第19章 友が為
「……これは、雅さんが言っていたことですが、あまり良いとは言えません。今は銀時さんを細胞レベルまで眠らせて、一時的に蠱毒の侵蝕を防いでいると、そう言っていました」
「……そうか」
3人の間で重々しい空気で、黒子野が再び口を開く。
「詳しくは本人に聞いた方が良いでしょうけど、でも……」
『?』
「今はそっとしておいた方が良いと思います…」
桂が何故だ?と聞くと、黒子野は神妙な面持ちで、告白する。
「雅さん。以前言ったことがあるんです。銀時さんは、"弟"みたいな存在だと」
!
桂より高杉の方がよりその言葉に反応した。
(弟、だと?アイツ。
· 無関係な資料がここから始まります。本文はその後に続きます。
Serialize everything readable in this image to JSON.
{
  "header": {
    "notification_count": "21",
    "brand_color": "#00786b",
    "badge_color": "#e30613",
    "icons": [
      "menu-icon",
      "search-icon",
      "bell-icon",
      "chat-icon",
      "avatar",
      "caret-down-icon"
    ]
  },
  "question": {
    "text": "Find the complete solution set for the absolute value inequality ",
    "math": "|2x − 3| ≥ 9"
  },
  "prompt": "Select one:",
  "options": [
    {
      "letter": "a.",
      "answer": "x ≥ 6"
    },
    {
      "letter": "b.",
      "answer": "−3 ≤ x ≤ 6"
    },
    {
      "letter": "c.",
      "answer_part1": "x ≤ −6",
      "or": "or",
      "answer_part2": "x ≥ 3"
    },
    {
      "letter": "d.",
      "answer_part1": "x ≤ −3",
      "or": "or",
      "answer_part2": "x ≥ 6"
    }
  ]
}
そんなこと今まで一度も……)
黒子野を凝視したまま目を見開いた。
「雅さんは皆さんの前ではあまり言いませんけど、僕にたまに打ち明けてくれていたんです」
黒子野は雅の医療事務のサポートに回ることもあり、その仕事合間にちょっとした会話を混えることもあった。
仕事もできて感情的にならないからこそ信頼できる。
だからこそ、雅は自分の少しばかりの本音を、今まで彼に話していた。
「松下村塾に入ったばかりの頃、門下生が銀時さんと自分のたった2人だけの時、銀時さんなりに雅さんのことを気にかけて、守ってくれていたらしいんです。雅さんはそれを自覚していて、表向きでは頼らなくても、心の内側では、心の支えにもなったことがあると」
黒子野は雅に打ち明けられた印象的な言葉を、高杉と桂の前で、一言一句迷いなく、自身の口で再現してみた。
『アイツのおかげで、私は松下村塾に入ることができた。あの馬鹿が私を見つけてくれたおかげで、吉田松陽の弟子になれて、皆に会えた』
その時見せてくれた表情は、間違いなく嘘偽りない純粋な笑みだった。
『そんな繋がりを結んでくれたアイツを、私は結構買っているんだ。世話の焼ける弟みたいだと言ったら、嘘じゃないかもしれないな』
厳格な雅に反して、銀時のマイペースさに振り回されながらも、それでも退屈しない時間を送れた。
雅にとって坂田銀時とは、大切な繋がりの一つであることには違いないのだ。